Group photography is a notoriously difficult art, as anyone who has ever tried to take a family portrait can attest. The challenge is to capture a themed, unified shot while simultaneously satisfying the egos of individual members; no one wants to be seen on their own album cover not looking their finest. From 1983, U2 established a long-standing relationship with Anton Corbijn, the Dutch photographer and filmmaker who had previously photographed the cover for Ice Cream for Crow – the 1982 album by the eccentric American artist Captain Beefheart – in the Mojave desert, with a curious tree in the background. In a motel bar, Corbijn told Bono how Mormon settlers named the plant (Yucca brevifolia) the Joshua tree, likening its outstretched branches to the arms of the prophet Joshua exhorting his people to follow him to the Promised Land. The next morning, the singer got on to the bus with a Bible in hand and announced that The Joshua Tree would be the new album title.

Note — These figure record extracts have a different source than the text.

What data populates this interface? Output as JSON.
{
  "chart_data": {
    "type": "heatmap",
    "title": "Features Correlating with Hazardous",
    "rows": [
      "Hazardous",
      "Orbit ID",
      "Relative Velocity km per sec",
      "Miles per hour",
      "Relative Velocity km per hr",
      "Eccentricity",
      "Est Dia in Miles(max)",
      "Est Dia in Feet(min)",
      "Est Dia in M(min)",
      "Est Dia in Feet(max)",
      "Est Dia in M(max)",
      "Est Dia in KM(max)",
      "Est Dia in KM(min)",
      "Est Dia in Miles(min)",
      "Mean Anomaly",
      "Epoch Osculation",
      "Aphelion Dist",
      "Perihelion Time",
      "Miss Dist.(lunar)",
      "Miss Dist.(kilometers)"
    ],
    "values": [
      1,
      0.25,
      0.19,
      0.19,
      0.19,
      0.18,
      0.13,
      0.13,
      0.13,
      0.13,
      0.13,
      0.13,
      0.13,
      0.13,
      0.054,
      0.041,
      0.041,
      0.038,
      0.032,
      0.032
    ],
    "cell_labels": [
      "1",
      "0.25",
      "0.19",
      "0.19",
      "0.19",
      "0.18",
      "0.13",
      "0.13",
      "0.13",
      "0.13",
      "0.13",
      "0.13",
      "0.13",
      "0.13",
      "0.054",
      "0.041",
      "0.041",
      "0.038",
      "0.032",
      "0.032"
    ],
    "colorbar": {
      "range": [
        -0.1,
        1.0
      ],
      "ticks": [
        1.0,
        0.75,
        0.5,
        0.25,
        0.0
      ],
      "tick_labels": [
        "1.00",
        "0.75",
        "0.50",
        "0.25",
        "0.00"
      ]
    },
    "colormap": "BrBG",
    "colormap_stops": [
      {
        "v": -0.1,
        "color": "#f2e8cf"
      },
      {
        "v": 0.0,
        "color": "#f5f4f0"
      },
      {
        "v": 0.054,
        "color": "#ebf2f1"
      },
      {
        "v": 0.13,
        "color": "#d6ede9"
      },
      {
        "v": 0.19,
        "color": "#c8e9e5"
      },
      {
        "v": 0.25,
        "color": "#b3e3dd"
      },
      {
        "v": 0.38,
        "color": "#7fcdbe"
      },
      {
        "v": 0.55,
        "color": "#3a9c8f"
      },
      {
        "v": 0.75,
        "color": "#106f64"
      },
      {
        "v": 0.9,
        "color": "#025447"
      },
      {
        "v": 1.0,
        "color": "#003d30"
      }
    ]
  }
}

The album cover of U2's The Joshua Tree
The album cover of U2's The Joshua Tree

The next job was to find one. The party started a drive hundreds of miles south towards Joshua Tree National Park, where the trees grow close together in abundance. They never got that far. A short way down highway 190, someone spotted a rare single tree. The band decamped, walked into the desert, posed for some shots, then went on their way. “It was all fairly spontaneous,” says guitarist The Edge. Their notoriously grim expressions on the cover photos reflected the fact that they were freezing the whole time, having taken off their coats to pose in temperatures barely above zero. “The look we were going for was a displaced European immigrant arriving in the desert,” says bassist Adam Clayton.

The cover design was completed by Averill in an established U2 graphic style, framed to lend it a cinematic scale. The chosen photo for the front was taken at Zabriskie Point, as it was felt too literal to feature the tree on the front. The band are clumped tightly together, with Bono in profile, staring off into the distance. The tone is almost mythic. “The desert is a transitional place,” says The Edge. “It doesn’t have a kind of right or wrong, nor any kind of strong personality. For us, it was like a journey through this neutral ground, to get where we were going.” The result was one of the last great sleeves of the vinyl age, with smaller, uglier designs for the original CD and cassette versions, focusing on the band rather than the expansive landscape.

What is the music like?

The sound is as monumental as the cover suggests: thunderous bass and drums adorned with epic guitars echoing to infinity. U2’s roaring anthems span the dreamy quest of Where the Streets Have No Name, soaring gospel of I Still Haven’t Found What I’m Looking For, romantic desperation of With or Without You and brutal assault of Bullet the Blue Sky. It was one of the definitive rock albums of the decade, bringing a new sense of purpose to guitar music in an age of synth pop. It remains U2’s biggest-selling album. A 30th-anniversary revival was the highest-grossing tour in the world in 2017.

What is its legacy?

Bono grew increasingly irritated by the seriousness of the image U2 had saddled themselves with. By the time of Achtung Baby (1991), with its kaleidoscopic full-colour Corbijn sleeve, Bono was dressing like a cartoon rocker, disguising his crusading idealism with humour and talking about “chopping down The Joshua Tree”.

Sadly, it seems, some fans may have taken this almost literally. The site of the inner sleeve photo became a place of pilgrimage for U2 fans, who would break off parts of the tree, until it expired around 2000. Today, its massive desiccated trunk and gnarled branches still lie surrounded by tributes, trinkets and personal messages. A concrete plaque lies in the desert ground, asking, “Have you found what you’re looking for?”